WHO would have thought that 2021 would be a near replay of 1989? That the Americans, like the Soviets, would be running out of Afghanistan with “their tail between their legs” as Robin Wright put it in a recent New Yorker piece, and the Afghan Taliban would once again be patrolling the streets of Kabul? Who would have thought that after 20 years in Afghanistan, images of Afghans falling off planes, desperate to escape Taliban rule, would be met with the UK Chief of Defence Staff Gen Sir Nick Carter advocating for the Taliban, claiming they are “country boys who live by a code of honour … and that they have changed”?
Hard questions must be asked of Western powers for their misadventure and the expensive 20-year Afghan project. Why would the Taliban change when they have been handed a victory and are being credited for militarily defeating not one but two superpowers?
Hard questions must also be asked of the Ashraf Ghani government and Afghan National Army, which fell like a house of cards, exposing manifestly the limitations of imported democracy. Still, it must be acknowledged that in the 20 years that the US propped up a dubious regime and terrorised and killed sections of the Afghan civilian population, it also helped educate many Afghans, particularly women, and helped open up opportunities in fields like journalism, unthinkable under a Taliban regime. Decidedly, the Americans were an occupying force, unconcerned with the fate of the Afghans in the long run, but while they occupied, they felt some moral obligation to nation-build.

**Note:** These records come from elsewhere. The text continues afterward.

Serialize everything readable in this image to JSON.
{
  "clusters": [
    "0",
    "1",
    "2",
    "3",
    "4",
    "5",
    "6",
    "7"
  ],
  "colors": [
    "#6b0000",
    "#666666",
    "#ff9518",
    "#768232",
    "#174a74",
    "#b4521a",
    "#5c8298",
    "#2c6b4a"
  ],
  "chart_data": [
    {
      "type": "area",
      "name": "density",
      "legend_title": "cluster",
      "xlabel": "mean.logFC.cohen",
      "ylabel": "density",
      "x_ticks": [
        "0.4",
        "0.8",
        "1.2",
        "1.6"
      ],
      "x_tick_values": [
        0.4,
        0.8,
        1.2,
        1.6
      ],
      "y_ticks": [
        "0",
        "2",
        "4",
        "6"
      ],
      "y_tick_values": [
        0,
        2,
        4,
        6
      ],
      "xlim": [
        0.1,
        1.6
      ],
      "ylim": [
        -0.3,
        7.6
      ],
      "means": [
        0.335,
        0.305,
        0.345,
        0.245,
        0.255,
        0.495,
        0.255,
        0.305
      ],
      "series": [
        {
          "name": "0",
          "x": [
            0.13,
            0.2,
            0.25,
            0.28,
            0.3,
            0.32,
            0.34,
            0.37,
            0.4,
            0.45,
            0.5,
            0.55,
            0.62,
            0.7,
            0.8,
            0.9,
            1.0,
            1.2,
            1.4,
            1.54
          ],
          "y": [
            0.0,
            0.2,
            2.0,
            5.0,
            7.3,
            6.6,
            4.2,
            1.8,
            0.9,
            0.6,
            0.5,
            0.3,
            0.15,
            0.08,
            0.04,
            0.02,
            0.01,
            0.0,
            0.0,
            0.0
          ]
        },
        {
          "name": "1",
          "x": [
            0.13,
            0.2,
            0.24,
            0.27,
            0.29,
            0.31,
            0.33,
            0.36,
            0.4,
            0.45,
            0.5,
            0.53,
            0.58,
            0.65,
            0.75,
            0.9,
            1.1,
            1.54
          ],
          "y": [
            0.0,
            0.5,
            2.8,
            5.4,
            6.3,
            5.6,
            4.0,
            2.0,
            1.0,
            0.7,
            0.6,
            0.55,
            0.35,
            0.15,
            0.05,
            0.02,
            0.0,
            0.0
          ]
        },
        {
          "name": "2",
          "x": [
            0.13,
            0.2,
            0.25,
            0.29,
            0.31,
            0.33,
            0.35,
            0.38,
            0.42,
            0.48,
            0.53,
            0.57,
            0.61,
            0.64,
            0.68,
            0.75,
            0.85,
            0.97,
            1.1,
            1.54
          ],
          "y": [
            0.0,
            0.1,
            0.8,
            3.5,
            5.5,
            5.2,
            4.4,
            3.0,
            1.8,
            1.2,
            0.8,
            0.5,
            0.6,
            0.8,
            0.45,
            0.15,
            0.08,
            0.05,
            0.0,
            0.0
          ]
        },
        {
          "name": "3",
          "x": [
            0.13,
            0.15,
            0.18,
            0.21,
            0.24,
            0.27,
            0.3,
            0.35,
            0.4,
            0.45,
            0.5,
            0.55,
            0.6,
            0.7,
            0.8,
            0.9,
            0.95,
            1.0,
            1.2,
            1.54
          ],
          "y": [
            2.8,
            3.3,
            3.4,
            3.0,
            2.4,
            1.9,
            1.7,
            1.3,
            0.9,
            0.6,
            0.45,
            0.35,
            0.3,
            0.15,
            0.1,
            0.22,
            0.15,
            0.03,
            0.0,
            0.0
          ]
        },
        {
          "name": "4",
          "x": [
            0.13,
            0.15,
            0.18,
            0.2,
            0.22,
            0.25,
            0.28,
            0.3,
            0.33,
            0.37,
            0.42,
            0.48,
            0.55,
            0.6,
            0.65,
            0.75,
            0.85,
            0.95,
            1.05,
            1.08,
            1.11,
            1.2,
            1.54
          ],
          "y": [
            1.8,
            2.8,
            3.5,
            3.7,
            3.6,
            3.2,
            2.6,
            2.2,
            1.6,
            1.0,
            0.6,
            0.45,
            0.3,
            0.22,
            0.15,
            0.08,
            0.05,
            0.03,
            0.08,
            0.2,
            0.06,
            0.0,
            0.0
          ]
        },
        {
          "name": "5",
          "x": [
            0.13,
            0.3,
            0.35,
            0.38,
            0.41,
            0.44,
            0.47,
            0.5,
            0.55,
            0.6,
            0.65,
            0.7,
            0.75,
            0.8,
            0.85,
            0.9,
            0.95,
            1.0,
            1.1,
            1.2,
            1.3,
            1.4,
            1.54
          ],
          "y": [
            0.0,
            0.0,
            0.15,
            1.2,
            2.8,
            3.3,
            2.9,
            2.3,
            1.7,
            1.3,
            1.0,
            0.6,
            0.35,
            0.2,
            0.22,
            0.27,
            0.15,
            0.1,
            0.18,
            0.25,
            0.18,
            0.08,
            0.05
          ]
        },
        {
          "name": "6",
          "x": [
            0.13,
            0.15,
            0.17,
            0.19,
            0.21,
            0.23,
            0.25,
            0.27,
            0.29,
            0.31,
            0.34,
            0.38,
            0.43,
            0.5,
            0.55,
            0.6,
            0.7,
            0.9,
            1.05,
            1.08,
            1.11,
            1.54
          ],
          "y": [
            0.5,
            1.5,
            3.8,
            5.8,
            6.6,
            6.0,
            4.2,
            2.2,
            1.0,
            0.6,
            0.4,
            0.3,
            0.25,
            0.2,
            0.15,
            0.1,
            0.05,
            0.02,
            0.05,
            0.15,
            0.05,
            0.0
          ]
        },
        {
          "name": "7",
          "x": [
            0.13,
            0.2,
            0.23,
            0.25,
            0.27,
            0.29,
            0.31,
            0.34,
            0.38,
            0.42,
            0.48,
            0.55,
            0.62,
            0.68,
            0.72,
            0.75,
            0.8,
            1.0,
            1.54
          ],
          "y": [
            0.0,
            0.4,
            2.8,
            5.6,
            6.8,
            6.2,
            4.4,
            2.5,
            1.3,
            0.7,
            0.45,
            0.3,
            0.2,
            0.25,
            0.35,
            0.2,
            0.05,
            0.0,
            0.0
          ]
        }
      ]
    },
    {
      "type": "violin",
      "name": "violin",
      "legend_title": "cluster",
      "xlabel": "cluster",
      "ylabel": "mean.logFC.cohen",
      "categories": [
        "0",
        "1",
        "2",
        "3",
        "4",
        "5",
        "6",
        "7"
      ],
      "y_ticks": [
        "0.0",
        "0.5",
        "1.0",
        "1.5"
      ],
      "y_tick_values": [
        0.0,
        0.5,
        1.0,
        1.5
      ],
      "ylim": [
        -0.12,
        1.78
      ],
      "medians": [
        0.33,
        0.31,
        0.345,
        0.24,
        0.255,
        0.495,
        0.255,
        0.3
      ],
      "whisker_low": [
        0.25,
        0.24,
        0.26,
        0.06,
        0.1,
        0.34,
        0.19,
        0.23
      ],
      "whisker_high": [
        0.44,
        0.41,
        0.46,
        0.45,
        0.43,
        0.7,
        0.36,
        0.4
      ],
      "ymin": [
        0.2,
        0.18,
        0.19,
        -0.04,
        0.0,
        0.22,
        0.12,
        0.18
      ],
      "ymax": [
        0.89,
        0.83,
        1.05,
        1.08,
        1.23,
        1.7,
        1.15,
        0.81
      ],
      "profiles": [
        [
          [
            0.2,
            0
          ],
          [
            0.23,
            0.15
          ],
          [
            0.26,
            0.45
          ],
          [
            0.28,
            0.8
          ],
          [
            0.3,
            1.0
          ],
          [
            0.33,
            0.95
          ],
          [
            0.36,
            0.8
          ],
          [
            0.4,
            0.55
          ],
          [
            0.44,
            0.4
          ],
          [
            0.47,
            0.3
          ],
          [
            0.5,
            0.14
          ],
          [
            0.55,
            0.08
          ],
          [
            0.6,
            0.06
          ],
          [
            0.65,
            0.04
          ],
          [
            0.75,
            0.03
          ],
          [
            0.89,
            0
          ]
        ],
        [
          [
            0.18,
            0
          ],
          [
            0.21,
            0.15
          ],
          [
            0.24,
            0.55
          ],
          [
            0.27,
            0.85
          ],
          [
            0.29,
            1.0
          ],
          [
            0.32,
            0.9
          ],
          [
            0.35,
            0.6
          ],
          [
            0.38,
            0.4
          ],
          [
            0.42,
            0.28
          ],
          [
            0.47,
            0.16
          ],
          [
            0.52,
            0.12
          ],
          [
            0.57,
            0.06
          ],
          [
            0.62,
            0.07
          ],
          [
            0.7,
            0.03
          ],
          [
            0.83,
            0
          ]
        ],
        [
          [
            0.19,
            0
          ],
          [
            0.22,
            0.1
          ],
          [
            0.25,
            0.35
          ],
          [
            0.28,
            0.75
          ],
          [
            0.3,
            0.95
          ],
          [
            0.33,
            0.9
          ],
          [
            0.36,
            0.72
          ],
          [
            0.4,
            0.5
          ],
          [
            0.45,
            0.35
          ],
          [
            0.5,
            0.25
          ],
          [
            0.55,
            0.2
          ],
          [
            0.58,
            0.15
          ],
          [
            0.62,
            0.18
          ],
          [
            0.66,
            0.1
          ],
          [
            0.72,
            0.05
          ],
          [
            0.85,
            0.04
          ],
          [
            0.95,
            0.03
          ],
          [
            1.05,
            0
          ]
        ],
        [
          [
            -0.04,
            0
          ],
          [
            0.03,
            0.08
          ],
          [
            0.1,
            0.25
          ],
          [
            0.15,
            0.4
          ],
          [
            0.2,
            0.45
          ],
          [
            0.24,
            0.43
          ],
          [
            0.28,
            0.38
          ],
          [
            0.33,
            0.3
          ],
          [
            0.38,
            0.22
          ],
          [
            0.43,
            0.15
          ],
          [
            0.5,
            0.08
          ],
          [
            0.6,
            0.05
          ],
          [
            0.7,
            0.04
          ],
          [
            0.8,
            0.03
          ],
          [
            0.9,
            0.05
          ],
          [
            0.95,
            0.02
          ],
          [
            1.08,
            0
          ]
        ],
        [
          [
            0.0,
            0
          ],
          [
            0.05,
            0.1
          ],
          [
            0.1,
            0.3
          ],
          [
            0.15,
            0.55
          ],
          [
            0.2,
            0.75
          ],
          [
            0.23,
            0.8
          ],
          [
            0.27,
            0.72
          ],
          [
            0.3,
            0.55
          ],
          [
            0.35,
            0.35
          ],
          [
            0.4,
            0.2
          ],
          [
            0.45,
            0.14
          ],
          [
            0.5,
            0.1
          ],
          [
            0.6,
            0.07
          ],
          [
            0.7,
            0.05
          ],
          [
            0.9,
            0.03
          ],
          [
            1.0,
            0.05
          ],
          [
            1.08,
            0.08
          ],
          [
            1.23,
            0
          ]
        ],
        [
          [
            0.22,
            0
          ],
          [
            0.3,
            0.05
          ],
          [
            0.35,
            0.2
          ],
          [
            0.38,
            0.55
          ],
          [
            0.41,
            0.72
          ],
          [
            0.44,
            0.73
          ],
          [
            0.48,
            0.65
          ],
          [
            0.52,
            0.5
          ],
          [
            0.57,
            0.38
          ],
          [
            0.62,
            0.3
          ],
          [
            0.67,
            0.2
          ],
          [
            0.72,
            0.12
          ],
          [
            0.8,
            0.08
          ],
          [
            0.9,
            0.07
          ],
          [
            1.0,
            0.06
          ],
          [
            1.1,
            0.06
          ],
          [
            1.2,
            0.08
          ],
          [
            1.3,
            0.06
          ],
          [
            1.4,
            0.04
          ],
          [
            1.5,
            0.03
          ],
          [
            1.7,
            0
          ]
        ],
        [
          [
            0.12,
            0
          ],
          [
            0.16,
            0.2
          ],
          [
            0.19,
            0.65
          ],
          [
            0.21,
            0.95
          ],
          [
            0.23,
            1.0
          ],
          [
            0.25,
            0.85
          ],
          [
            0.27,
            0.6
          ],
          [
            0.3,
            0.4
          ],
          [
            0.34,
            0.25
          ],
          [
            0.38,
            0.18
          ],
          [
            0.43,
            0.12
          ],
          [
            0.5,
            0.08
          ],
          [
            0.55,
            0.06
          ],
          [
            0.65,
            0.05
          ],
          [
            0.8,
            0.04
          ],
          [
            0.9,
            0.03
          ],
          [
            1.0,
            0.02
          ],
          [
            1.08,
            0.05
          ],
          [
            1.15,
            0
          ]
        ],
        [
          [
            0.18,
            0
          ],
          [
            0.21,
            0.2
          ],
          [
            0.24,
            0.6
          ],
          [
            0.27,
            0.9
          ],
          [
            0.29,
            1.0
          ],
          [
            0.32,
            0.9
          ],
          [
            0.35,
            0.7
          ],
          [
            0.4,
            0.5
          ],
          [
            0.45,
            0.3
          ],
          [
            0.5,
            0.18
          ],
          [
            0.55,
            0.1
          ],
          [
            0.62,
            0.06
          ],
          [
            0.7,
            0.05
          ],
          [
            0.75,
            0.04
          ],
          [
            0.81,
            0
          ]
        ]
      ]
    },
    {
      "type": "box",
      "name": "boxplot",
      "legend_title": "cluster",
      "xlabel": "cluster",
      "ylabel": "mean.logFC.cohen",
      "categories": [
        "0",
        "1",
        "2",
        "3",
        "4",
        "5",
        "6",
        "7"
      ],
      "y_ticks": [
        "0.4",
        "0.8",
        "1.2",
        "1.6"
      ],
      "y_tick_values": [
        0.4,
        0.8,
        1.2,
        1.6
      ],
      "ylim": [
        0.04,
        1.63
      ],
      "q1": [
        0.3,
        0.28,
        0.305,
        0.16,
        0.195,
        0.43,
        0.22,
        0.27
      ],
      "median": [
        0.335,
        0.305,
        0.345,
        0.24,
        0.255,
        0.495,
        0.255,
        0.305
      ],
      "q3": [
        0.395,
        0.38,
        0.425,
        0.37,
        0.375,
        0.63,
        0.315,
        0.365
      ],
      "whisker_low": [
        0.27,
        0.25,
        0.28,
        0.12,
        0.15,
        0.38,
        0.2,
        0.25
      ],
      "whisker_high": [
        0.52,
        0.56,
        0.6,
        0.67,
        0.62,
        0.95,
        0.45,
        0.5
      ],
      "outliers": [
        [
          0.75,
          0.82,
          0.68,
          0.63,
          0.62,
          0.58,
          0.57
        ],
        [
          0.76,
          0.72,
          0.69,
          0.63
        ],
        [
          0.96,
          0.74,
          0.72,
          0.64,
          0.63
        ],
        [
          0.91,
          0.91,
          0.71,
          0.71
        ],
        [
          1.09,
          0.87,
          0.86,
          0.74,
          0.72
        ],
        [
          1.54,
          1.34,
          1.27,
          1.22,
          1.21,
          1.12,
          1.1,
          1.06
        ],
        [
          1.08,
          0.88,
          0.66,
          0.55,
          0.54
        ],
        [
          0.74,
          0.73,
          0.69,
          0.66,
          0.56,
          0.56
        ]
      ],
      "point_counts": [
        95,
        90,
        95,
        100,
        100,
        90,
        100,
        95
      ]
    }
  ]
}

Unfortunately, this is more than can be said of the Taliban rule of the 1990s. Afghans, particularly women, remember that to be the darkest period of their history. Their indigenous roots notwithstanding, the Taliban destroyed far more than they built. In a fair election, they are likely to secure even less votes than the corrupt regime that the Western powers supported. Their forte is their battle hardiness. Their rule has always relied on fear as a fundamental tool. They believe in suppression, not inclusion.
Why would we want for our neighbours what we can’t tolerate at home?
Outside of Afghanistan, nobody knows this better than the Pakistanis. Memories are short. But it was less than a decade and a half ago that Pakistan began reeling from the attacks of the Pakistani Taliban. Our bazaars, shrines, schools, sports events, civilians and military personnel had all come under attack. Hundreds of girls’ schools were blown up in Swat alone.
Then, in 2007, our army went into Swat, to clear the area of the terrorists. The decision to take the terrorists on came much later than it should have. Much damage had been done but finally action was taken. Local people suffered displacement but recognised the need for military action. When the Taliban removed the Pakistani flag and replaced it with their own, a red line had certainly been crossed and the state had to react.
Why then would Pakistanis celebrate when the Taliban fold the Afghan national flag and replace it with their own? Why would we want for our neighbours what we cannot tolerate at home? It is one thing to smirk at the humiliating manner in which the US has been ousted from the region but to celebrate a Taliban victory next door is akin to cutting off one’s nose to spite one’s face.
Not to mention it lends credence to the oft-repeated claim that Pakistan played both sides — supporting Taliban atrocities in Afghanistan while taking action against the TTP’s brutality in Pakistan. Is the difference between ‘good Taliban’ and ‘bad Taliban’ simply their area of operation?
Some compatriots I have argued with on the Taliban question tell me they just don’t care what happens in Afghanistan and feel safe because we have fenced the border. Let me remind them that illegal immigration from Mexico to the US didn’t stop because Donald Trump decided to fence the border. When tribes straddle the Pakistan-Afghanistan border wouldn’t it be far better security to collectively stand against the ideology that is bent upon taking us back to the Stone Age and discriminating against women, who constitute half the population, and without whose active participation there can be no progress?
Far from celebrating, I can only lament a lost opportunity. What if Pakistan had used the American presence in the region to its benefit as South Korea did? South Korea made enormous progress economically, democratically and militarily by aligning itself with the US. In 1961, South Korea’s per capita national income was 91st in the world, but today its nominal GDP stands at ninth in the world. It has gone from being an aid beneficiary to an aid donor.
Instead of being confused about whose war we were fighting, Pakistan could have achieved international recognition and better relations with all our neighbours. Now, we face off an emboldened Taliban, the IMF and the FATF alone.
The writer is a lawyer who lives in London.